Multiple sclerosis (MS) is a leading cause of incurable progressive disability in young adults caused by inflammation and neurodegeneration in the central nervous system (CNS). The capacity of microglia to clear tissue debris is essential for maintaining and restoring CNS homeostasis. This capacity diminishes with age, and age strongly associates with MS disease progression, although the underlying mechanisms are still largely elusive. Here, we demonstrate that the recovery from CNS inflammation in a murine model of MS is dependent on the ability of microglia to clear tissue debris. Microglia-specific deletion of the autophagy regulator Atg7, but not the canonical macroautophagy protein Ulk1, led to increased intracellular accumulation of phagocytosed myelin and progressive MS-like disease. This impairment correlated with a microglial phenotype previously associated with neurodegenerative pathologies. Moreover, Atg7-deficient microglia showed notable transcriptional and functional similarities to microglia from aged wild-type mice that were also unable to clear myelin and recover from disease. In contrast, induction of autophagy in aged mice using the disaccharide trehalose found in plants and fungi led to functional myelin clearance and disease remission. Our results demonstrate that a noncanonical form of autophagy in microglia is responsible for myelin degradation and clearance leading to recovery from MS-like disease and that boosting this process has a therapeutic potential for age-related neuroinflammatory conditions.

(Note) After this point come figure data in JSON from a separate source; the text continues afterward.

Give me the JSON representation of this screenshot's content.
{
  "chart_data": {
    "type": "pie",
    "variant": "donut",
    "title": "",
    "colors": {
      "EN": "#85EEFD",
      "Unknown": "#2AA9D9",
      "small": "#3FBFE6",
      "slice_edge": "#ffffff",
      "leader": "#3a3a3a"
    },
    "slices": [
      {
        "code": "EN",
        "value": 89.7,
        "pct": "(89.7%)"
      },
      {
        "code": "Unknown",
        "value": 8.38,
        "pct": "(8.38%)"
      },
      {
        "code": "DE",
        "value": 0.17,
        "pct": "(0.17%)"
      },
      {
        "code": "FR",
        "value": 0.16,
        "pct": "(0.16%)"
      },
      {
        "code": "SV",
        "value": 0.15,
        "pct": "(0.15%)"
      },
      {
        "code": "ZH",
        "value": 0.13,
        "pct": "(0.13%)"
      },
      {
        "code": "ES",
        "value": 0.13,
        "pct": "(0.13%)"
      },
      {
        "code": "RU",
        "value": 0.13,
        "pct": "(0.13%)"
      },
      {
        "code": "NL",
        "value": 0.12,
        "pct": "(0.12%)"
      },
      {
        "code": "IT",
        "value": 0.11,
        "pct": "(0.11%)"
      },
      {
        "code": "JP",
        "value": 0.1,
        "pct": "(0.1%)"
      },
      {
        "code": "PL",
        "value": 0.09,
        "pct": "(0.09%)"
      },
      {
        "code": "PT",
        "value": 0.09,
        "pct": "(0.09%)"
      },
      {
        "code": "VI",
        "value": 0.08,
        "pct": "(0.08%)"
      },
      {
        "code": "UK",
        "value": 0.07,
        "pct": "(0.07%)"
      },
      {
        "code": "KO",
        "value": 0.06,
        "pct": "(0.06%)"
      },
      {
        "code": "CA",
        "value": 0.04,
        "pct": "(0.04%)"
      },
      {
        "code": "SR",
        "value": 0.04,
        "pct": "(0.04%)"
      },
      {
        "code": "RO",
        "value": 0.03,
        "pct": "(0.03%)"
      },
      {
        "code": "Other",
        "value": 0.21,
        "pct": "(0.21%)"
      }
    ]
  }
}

多发性硬化症 (MS) 是由中枢神经系统 (CNS) 中的炎症和神经变性引起的年轻人无法治愈的进行性残疾的主要原因。小胶质细胞清除组织碎片的能力对于维持和恢复中枢神经系统稳态至关重要。这种能力随着年龄的增长而减弱，而且年龄与 MS 疾病进展密切相关，尽管其潜在机制仍然在很大程度上难以捉摸。在这里，我们证明了 MS 小鼠模型中 CNS 炎症的恢复取决于小胶质细胞清除组织碎片的能力。自噬调节因子Atg7 的小胶质细胞特异性缺失，但不是典型的巨自噬蛋白Ulk1，导致吞噬髓鞘的细胞内积累增加和进行性 MS 样疾病。这种损伤与先前与神经退行性疾病相关的小胶质细胞表型相关。此外，Atg7- 缺陷的小胶质细胞显示出与来自老年野生型小鼠的小胶质细胞显着的转录和功能相似性，这些小鼠也无法清除髓鞘并从疾病中恢复。相比之下，使用在植物和真菌中发现的二糖海藻糖诱导老年小鼠的自噬导致功能性髓鞘清除和疾病缓解。我们的结果表明，小胶质细胞中一种非典型的自噬形式负责髓鞘降解和清除，从而导致 MS 样疾病的恢复，并且促进这一过程具有治疗年龄相关神经炎症疾病的潜力。